Bouteflika relève la tête et se cale dans son fauteuil ministériel, en regardant droit Oussedik, il lui demande :
- Et toi ?
- Comment moi ?
- Qu’est-ce que tu vas faire ?
- Il m’a demandé de contacter les gars du FFS, je vais donc aller à Paris pour...
- Je ne parle pas de ça... Est-ce que cela signifie que tu prends position contre nous ?
- Oussedik feint de n’avoir pas bien saisi :
-Comment ça contre vous ? Qui vous ? N’êtes-vous pas ceux qui l’avez amené et installé là où il se trouve ? C’est vous qui le protégez.
Mais depuis quelque temps il voit en vous une menace. Alors de deux choses l’une, ou bien il vous écarte et il restera seul avec des pouvoirs incommensurables, et il lui sera facile de vous «liquider», ou alors vous le devancez et là, bien évidemment, vous sauvez votre peau. Sans parler des nouvelles perspectives qui s’ouvrent devant vous. Pour ce qui concerne la mission dont il m’a chargé, n’êtes-vous pas tous unis contre le FFS ?
C’est ainsi que Omar Oussedik se rendit à Paris où il s’est mis, dès son arrivée, en quête de Slimane Dehilès (dit Si Sadek). Il connaissait bien le colonel Si Sadek, qui avait succédé, en 1957, à Amar Ouamrane à la tête de la Wilaya IV. Le commandant Omar Oussedik (Si Tayeb) avait été un de ses meilleurs cadres. Mais son ancien officier demeurait introuvable ou du moins intouchable, «couvé» qu’il était par une sa garde prétorienne et d’autres qui voulaient à tout prix, pour des raisons avouables ou non, empêcher la rencontre entre les deux hommes.

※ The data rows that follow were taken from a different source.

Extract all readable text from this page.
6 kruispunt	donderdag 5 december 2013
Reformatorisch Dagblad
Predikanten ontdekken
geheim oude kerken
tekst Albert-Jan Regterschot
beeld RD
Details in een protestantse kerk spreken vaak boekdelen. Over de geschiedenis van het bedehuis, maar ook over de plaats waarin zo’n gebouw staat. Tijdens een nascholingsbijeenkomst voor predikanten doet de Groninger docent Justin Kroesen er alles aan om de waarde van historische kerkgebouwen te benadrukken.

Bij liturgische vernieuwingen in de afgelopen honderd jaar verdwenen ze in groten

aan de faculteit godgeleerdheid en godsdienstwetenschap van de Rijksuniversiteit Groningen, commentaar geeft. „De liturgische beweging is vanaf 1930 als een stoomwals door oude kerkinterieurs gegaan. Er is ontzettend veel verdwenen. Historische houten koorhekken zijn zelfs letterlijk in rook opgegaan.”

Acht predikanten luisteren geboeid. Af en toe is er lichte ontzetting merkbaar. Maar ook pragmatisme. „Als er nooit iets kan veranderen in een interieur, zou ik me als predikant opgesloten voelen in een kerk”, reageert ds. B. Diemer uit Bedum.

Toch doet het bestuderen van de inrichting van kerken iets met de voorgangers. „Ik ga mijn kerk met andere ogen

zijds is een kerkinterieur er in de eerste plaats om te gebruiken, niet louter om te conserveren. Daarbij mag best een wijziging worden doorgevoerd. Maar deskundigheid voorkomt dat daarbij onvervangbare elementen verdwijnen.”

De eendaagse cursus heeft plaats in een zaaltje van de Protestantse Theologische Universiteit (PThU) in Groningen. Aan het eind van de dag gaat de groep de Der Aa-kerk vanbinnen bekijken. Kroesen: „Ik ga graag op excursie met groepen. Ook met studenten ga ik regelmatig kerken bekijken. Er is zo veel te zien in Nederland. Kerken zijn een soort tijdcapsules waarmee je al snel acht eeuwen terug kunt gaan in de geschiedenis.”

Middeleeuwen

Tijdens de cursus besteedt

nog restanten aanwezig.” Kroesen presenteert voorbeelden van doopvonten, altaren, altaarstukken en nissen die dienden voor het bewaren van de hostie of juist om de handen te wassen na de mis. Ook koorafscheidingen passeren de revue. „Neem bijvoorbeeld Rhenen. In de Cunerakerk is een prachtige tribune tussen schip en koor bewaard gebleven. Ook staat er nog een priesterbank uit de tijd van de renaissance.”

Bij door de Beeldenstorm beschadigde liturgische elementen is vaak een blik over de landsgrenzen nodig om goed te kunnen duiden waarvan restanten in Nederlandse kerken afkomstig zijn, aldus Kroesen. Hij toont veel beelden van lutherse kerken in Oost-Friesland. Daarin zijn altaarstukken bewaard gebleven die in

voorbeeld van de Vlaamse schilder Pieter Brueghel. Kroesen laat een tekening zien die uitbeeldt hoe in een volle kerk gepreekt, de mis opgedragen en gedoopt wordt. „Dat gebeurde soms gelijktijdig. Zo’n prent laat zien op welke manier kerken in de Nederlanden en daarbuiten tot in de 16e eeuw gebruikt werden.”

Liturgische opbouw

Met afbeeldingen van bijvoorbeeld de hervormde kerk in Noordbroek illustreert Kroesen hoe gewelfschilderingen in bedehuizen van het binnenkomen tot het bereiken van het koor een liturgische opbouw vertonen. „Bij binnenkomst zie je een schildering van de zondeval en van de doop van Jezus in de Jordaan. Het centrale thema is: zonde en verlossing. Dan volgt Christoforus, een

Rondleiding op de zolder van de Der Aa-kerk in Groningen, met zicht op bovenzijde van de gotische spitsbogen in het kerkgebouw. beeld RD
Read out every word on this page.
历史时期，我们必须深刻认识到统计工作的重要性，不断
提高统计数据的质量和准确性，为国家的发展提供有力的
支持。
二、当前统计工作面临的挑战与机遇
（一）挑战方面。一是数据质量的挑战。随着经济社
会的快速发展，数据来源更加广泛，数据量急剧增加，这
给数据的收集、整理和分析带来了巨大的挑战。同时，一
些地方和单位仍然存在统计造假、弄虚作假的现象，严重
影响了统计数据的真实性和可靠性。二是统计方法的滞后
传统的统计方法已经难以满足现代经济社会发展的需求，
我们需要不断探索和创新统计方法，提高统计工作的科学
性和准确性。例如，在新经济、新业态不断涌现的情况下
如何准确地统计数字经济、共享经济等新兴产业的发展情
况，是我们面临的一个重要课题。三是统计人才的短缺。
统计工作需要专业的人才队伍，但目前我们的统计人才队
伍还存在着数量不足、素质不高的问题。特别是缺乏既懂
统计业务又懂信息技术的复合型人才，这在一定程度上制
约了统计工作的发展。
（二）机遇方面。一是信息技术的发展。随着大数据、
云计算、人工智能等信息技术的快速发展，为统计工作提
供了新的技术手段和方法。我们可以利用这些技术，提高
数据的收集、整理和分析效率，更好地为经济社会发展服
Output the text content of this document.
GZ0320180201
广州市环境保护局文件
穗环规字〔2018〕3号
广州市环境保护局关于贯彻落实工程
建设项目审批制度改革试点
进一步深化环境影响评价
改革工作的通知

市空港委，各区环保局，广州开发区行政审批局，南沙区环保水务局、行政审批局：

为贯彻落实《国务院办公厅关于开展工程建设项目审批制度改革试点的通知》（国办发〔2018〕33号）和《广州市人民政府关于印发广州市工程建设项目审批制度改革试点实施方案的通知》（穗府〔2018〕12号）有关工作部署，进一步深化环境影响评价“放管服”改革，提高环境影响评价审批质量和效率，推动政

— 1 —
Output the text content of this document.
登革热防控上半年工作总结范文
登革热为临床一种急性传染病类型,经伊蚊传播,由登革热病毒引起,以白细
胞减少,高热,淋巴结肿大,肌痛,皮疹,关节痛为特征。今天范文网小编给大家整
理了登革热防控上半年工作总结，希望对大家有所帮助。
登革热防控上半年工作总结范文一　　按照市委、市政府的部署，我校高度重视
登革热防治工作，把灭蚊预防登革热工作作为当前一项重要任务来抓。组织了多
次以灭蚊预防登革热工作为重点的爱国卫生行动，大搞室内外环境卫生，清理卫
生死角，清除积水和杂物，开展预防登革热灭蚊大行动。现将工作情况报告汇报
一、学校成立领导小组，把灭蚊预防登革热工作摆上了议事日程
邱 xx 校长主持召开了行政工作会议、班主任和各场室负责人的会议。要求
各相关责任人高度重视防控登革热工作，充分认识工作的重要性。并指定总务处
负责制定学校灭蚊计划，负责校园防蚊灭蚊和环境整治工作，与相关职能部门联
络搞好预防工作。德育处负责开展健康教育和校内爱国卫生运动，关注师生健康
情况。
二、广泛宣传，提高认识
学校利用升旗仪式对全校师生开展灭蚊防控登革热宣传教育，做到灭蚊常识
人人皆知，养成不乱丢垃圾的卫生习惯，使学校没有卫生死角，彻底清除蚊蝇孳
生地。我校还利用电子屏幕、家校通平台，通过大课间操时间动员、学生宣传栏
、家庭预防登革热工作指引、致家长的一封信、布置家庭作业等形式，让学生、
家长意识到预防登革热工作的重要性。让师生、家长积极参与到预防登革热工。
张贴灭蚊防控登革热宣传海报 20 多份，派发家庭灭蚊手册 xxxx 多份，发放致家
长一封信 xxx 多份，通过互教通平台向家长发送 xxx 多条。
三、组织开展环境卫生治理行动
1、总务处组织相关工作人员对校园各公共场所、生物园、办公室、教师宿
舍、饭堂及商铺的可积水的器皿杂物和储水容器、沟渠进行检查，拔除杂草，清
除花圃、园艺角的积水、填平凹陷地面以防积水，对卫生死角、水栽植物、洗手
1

Mais usant de ruse et de roublardise, il parvient à son but. Aussitôt l’entrevue concrétisée et comme un boxeur qui veut «kaoter» son adversaire dès le premier round, Omar n’y va pas par quatre
chemins : «Ben Bella et Boumediène vont s’affronter à couteaux tirés jusqu’au finish. Mais il veut, avant cela, en finir avec vous. Autrement dit crever l’abcès.» Si Sadek est cueilli à froid par le jab d’Oussedik.
- Et alors ?
- Et alors... Et alors... Tu ne penses pas qu’il vaut mieux pour tout le monde que vous vous arrangiez afin qu’ils aient enfin leur match ?
Le cadre du FFS savait parfaitement à qui il avait à faire. Il connaissait depuis longtemps le redoutable politicien qu’il avait en face de lui. C’est la raison pour laquelle il lui donnera carte blanche pour contacter ses amis encore restés dans les maquis en Algérie.
Au sixième jour, Omar rentrera à Alger. Rencontrant Bouteflika, il lui transmettra les «salutations cordiales de chaïb rass» (chauve).
- Tu es en train de faire du marketing «ya Si Omar! ».
Je ne saurai dire si l’émissaire de Ben Bella et l’ancien proche de Boumediène ont échangé d’autres propos, ou si le second voulait en savoir plus quant aux résultats de la mission du premier. Quoiqu’il en fut, le rapport que fit ensuite Omar Oussedik, au siège de la Présidence, à la villa Joly, de sa visite parisienne et de sa rencontre avec Si Sadek avait de quoi apaiser les craintes du chef de l’Etat et, bien plus, de le tranquilliser quant aux intentions politiques du chef du FFS : «Il te dit son souhait que la Conférence afro-asiatique réussisse». Il faut, m’a-t-il confié que : «Ben Bella parle au nom de tout le peuple algérien.»